Только маленькая, грязная — Эл-ли — все еще спит. Я потираю грудь, глядя на маленькую кучку мехов, где она дремлет. У некоторых кхай не приживается. Иногда организм недостаточно здоров, чтобы справиться с этим, и я думаю о ее хрупких костях и о том, какая она худая. Какие пустые у нее глаза. Что, если она не проснется? Эта мысль невыносима. Она сильная внутри, боец. Несправедливо, что ее внешность должна быть такой нежной.
Пока она продолжает спать, я ловлю себя на том, что наблюдаю за ней, а не за другими, собравшимися у костра. Почему она не просыпается? Неужели никто не потрудился проверить, как она? Что, если она больна? Что, если она нуждается в целителе даже сейчас?
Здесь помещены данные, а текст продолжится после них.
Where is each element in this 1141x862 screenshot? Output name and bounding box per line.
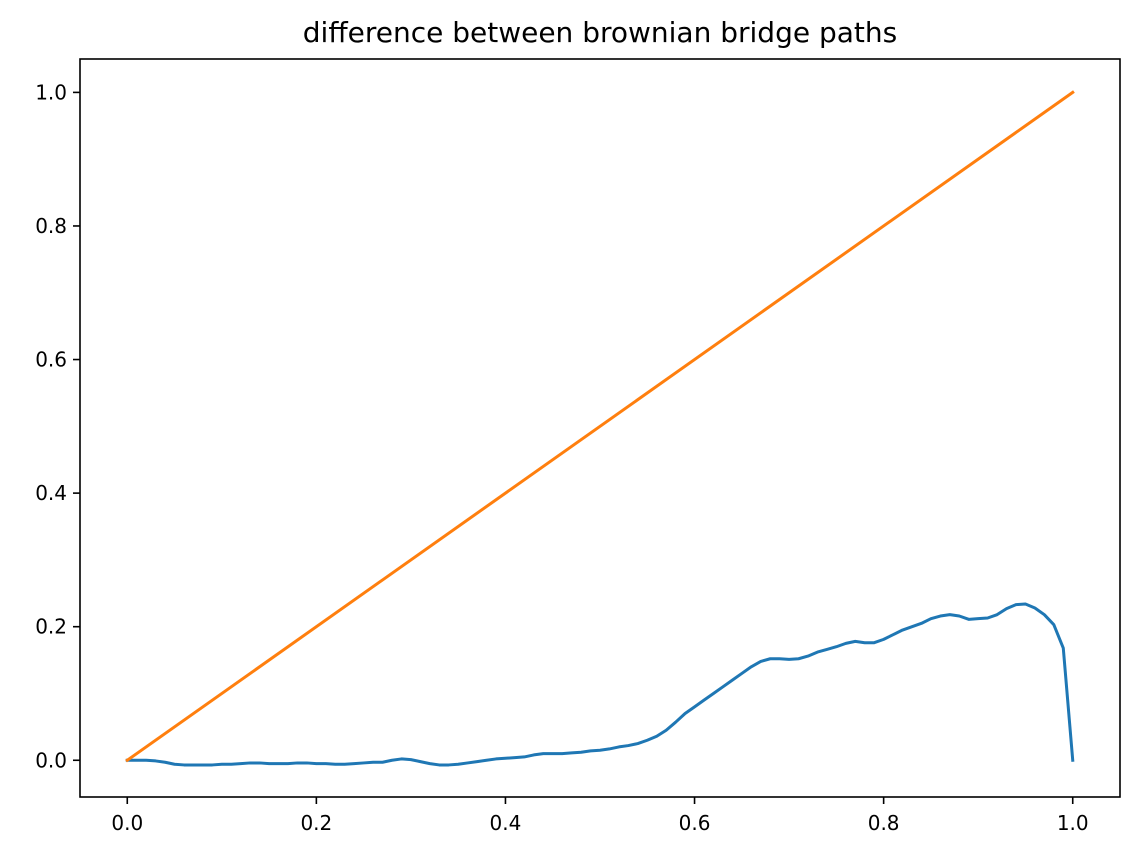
x-tick-label: 1.0 [1057, 811, 1089, 835]
y-tick-label: 0.2 [35, 615, 67, 639]
y-tick-label: 1.0 [35, 80, 67, 104]
x-tick-label: 0.2 [300, 811, 332, 835]
y-tick-label: 0.6 [35, 348, 67, 372]
x-tick-label: 0.0 [111, 811, 143, 835]
series-line-2 [125, 90, 1075, 763]
plot-area [125, 90, 1075, 767]
y-axis: 0.0 0.2 0.4 0.6 0.8 1.0 [35, 80, 80, 772]
x-tick-label: 0.4 [490, 811, 522, 835]
y-tick-label: 0.4 [35, 481, 67, 505]
x-tick-label: 0.6 [679, 811, 711, 835]
x-tick-label: 0.8 [868, 811, 900, 835]
y-tick-label: 0.0 [35, 748, 67, 772]
y-tick-label: 0.8 [35, 214, 67, 238]
series-line-1 [125, 602, 1075, 767]
axes-frame [79, 58, 1121, 798]
x-axis: 0.0 0.2 0.4 0.6 0.8 1.0 [111, 797, 1089, 835]
chart-title: difference between brownian bridge paths [303, 16, 897, 49]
Я сдерживаю рычание, рвущееся из моего горла, и двигаюсь вперед, бросаясь к ее мехам. Я должен сам убедиться, что она дышит.
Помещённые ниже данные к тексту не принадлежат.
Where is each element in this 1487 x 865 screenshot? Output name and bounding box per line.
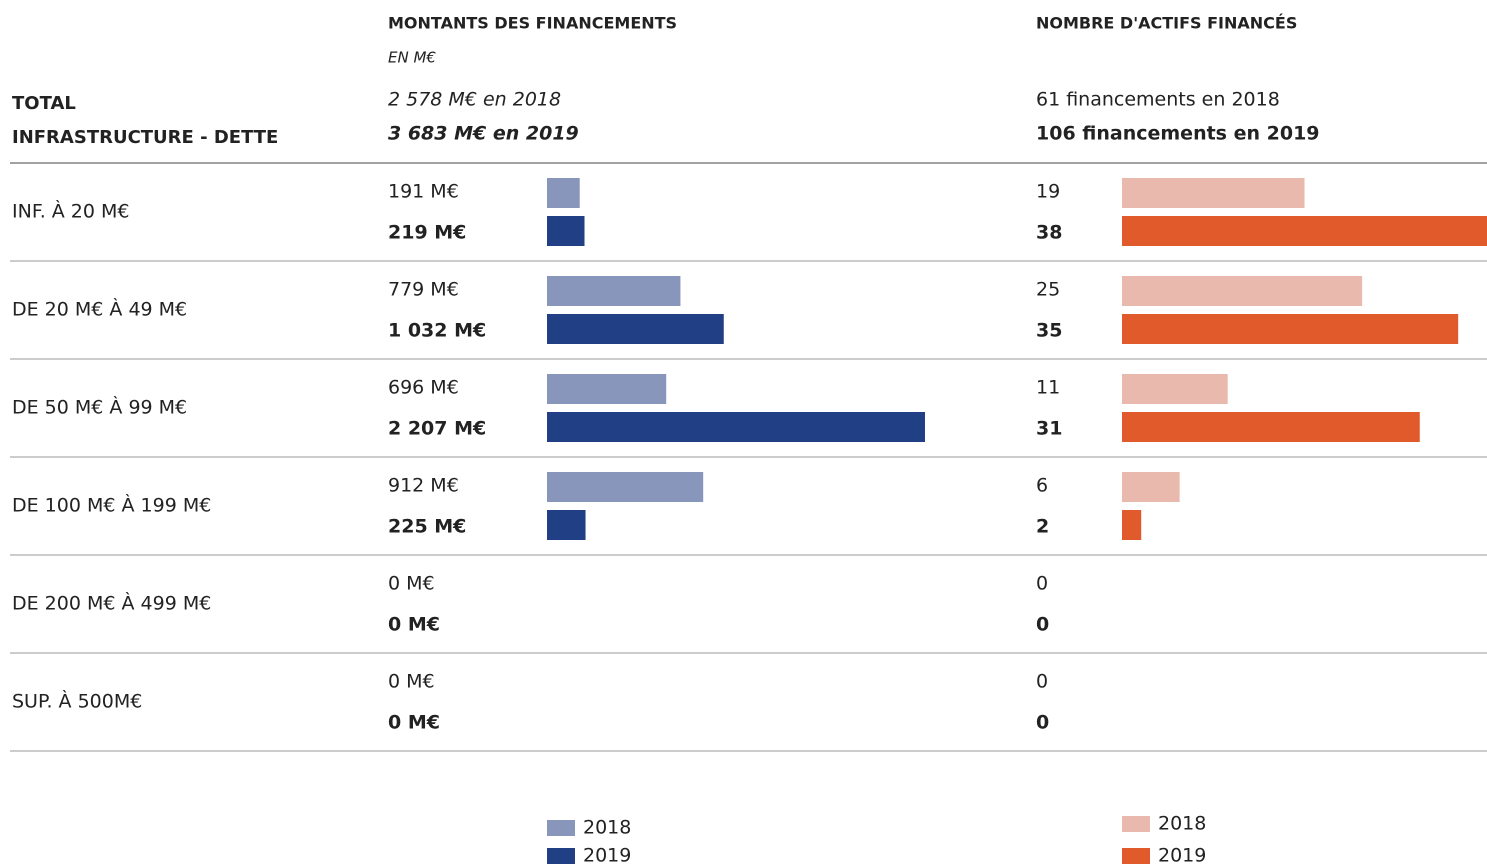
value-label: 6: [1036, 475, 1048, 497]
bar: [1122, 510, 1142, 540]
bar: [547, 314, 724, 344]
value-label: 2: [1036, 516, 1049, 538]
value-label: 25: [1036, 279, 1060, 301]
legend-swatch: [1122, 816, 1150, 832]
row-header: TOTAL: [12, 93, 76, 114]
bar: [547, 374, 667, 404]
legend-label: 2019: [583, 845, 631, 865]
value-label: 0: [1036, 671, 1048, 693]
bar: [547, 216, 585, 246]
value-label: 225 M€: [388, 516, 466, 538]
category-label: SUP. À 500M€: [12, 690, 142, 713]
chart-subtitle: EN M€: [388, 49, 436, 67]
category-label: DE 200 M€ À 499 M€: [12, 592, 211, 615]
value-label: 0: [1036, 573, 1048, 595]
value-label: 779 M€: [388, 279, 459, 301]
category-label: DE 50 M€ À 99 M€: [12, 396, 187, 419]
category-label: DE 100 M€ À 199 M€: [12, 494, 211, 517]
total: 106 financements en 2019: [1036, 123, 1320, 145]
legend-label: 2018: [1158, 813, 1206, 835]
bar: [547, 178, 580, 208]
value-label: 38: [1036, 222, 1062, 244]
category-label: DE 20 M€ À 49 M€: [12, 298, 187, 321]
legend-swatch: [547, 820, 575, 836]
value-label: 696 M€: [388, 377, 459, 399]
value-label: 0 M€: [388, 712, 440, 734]
value-label: 11: [1036, 377, 1060, 399]
bar: [547, 276, 681, 306]
value-label: 31: [1036, 418, 1062, 440]
total: 61 financements en 2018: [1036, 89, 1280, 111]
value-label: 2 207 M€: [388, 418, 486, 440]
chart-title: NOMBRE D'ACTIFS FINANCÉS: [1036, 14, 1297, 33]
bar: [1122, 216, 1487, 246]
value-label: 0 M€: [388, 614, 440, 636]
bar: [1122, 374, 1228, 404]
value-label: 35: [1036, 320, 1062, 342]
bar: [1122, 178, 1305, 208]
legend-swatch: [547, 848, 575, 864]
bar: [547, 510, 586, 540]
bar: [1122, 472, 1180, 502]
legend-label: 2018: [583, 817, 631, 839]
total: 3 683 M€ en 2019: [388, 123, 579, 145]
total: 2 578 M€ en 2018: [388, 89, 561, 111]
bar: [547, 472, 704, 502]
value-label: 0 M€: [388, 573, 435, 595]
value-label: 0: [1036, 712, 1049, 734]
value-label: 0: [1036, 614, 1049, 636]
value-label: 912 M€: [388, 475, 459, 497]
value-label: 1 032 M€: [388, 320, 486, 342]
row-header: INFRASTRUCTURE - DETTE: [12, 127, 278, 148]
value-label: 191 M€: [388, 181, 459, 203]
chart-title: MONTANTS DES FINANCEMENTS: [388, 14, 677, 33]
bar: [1122, 314, 1459, 344]
category-label: INF. À 20 M€: [12, 200, 130, 223]
bar: [1122, 412, 1420, 442]
value-label: 19: [1036, 181, 1060, 203]
value-label: 0 M€: [388, 671, 435, 693]
legend-label: 2019: [1158, 845, 1206, 865]
bar: [1122, 276, 1363, 306]
bar: [547, 412, 925, 442]
legend-swatch: [1122, 848, 1150, 864]
value-label: 219 M€: [388, 222, 466, 244]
— Бек? — Харрек зовет. — Что такое?
Я игнорирую его и откидываю одеяло, открывая лицо Эл-ли.
Ее глаза открываются, яркие, сверкающе-голубые, и она хмуро смотрит на меня, выдергивая одеяло у меня из рук и снова плотно оборачивая его вокруг своего тела. Она… притворяется спящей, потому что не хочет разговаривать.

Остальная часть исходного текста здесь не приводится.